Hi there Fronties~ ,

I am probably a fair bit older than your Dad?

I go back to the days of 80 column punched cards, mainframes and dumb terminals!

If you looked at IBM, Apple, and ICL (a much smaller British outfit) they had a business model that sold both hardware and software. Other outfits like Compaq, Digital, HP and so on just did hardware as their main business model.

Then there were people like Corel and Lotus who did applications only...............

Bill Gates came along with an "operating system only" approach, and at first lived off IBM? It was a new business model, and it worked! (that is probably why he is the richest individual on the planet?)

He relied on others to provide the hardware and just went for the OS and a few applications (Office, for example?)

The problem that MS have, is that they are too dominant which is the same anti-trust situation that IBM faced back then............... and Standard Oil before that.

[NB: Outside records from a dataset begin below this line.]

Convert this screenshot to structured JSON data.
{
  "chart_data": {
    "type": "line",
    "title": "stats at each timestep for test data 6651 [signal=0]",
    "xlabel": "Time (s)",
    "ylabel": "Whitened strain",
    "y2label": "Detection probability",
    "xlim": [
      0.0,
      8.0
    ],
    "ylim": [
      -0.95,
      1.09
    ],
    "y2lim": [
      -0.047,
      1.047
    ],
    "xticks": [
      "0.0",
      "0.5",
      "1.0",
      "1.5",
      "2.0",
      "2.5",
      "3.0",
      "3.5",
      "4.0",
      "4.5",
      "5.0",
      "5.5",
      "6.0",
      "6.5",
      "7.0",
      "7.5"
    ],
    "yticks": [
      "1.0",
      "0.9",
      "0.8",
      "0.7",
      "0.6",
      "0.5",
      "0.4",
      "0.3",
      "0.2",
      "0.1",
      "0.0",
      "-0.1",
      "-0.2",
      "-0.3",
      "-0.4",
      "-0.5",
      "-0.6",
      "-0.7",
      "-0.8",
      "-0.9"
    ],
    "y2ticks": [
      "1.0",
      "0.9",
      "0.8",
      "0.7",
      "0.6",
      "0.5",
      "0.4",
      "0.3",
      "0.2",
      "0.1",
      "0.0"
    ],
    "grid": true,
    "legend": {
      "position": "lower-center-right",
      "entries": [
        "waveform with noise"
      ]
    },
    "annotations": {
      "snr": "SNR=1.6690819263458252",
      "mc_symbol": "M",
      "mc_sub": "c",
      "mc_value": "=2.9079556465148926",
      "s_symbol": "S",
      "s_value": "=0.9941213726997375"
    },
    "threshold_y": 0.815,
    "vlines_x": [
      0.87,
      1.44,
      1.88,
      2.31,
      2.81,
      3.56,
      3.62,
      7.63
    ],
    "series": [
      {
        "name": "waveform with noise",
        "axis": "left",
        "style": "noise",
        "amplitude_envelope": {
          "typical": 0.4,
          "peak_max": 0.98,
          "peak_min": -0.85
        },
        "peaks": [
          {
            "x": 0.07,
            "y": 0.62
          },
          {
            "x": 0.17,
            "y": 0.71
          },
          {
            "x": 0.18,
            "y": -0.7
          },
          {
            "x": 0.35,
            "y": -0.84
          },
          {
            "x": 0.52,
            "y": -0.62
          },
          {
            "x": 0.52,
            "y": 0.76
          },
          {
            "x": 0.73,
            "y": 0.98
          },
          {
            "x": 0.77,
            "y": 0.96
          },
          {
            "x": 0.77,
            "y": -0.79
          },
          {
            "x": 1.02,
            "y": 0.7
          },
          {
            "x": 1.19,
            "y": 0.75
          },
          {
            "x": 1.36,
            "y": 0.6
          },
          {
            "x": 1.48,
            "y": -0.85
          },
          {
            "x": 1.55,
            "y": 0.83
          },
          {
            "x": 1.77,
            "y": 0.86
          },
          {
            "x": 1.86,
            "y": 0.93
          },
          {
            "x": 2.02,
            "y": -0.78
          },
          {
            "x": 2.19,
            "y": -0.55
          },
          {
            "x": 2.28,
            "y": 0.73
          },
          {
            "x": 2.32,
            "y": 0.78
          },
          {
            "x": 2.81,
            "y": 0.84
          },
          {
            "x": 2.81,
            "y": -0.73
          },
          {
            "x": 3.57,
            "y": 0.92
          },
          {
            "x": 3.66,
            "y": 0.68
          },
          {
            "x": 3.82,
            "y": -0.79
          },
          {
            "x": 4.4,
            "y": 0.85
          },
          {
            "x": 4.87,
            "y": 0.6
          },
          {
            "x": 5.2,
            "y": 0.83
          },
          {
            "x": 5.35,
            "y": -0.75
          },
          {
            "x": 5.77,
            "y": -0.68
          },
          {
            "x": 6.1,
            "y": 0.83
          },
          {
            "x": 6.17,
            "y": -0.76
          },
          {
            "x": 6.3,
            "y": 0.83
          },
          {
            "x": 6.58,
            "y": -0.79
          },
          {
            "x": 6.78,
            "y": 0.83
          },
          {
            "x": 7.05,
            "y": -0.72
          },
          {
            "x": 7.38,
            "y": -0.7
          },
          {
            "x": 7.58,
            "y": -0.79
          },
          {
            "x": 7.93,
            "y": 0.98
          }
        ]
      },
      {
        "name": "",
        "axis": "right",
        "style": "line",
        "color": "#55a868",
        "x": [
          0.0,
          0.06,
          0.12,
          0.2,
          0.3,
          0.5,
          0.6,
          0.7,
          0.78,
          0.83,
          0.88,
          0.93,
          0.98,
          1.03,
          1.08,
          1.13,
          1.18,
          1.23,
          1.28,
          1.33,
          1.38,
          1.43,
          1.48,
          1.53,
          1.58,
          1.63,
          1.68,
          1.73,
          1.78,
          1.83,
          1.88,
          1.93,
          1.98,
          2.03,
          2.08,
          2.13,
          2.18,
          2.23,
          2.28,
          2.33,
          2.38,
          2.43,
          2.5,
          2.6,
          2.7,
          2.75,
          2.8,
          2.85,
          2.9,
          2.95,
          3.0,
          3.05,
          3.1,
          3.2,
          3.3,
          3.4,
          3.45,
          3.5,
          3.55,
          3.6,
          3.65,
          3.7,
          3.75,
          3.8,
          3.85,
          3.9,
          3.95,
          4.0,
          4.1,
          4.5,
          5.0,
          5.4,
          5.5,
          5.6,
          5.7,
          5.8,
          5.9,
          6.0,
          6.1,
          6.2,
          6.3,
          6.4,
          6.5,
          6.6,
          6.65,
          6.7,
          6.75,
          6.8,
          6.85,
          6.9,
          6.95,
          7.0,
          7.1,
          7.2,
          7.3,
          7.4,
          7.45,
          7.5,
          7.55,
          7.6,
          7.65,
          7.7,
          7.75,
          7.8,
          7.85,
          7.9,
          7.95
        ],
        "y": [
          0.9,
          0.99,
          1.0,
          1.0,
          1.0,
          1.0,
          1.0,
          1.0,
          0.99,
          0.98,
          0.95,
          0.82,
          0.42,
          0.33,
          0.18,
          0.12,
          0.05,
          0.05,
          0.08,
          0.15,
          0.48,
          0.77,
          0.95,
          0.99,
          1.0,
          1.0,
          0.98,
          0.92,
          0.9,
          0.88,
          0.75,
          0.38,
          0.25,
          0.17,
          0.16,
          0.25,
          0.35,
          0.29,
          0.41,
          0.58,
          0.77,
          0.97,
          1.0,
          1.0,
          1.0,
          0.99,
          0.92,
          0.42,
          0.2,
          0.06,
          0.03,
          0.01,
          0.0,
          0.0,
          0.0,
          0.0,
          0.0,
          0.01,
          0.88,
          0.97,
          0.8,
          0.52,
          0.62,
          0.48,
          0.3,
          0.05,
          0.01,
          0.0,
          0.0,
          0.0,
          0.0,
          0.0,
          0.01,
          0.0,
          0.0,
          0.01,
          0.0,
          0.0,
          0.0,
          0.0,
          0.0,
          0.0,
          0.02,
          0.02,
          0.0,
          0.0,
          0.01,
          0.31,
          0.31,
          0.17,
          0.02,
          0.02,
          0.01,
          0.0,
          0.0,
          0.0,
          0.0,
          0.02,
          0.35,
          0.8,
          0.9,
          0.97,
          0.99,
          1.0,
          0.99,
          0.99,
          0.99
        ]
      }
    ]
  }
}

The Apple situation is rather interesting, in that they provide a service that requires you to use their hardware?

I mentioned Polaroid, they make money out of selling the consumables, not the hardware and have never attempted to defend their hardware.

I guess that the anti-trust legislators don't like you trying to have both, so Apple get a slapped wrist and Polaroid are ignored?

My conclusion is that Apple have an outdated business model and really need to decide where their income is to come from............ but that is a problem they have had for some years IMO.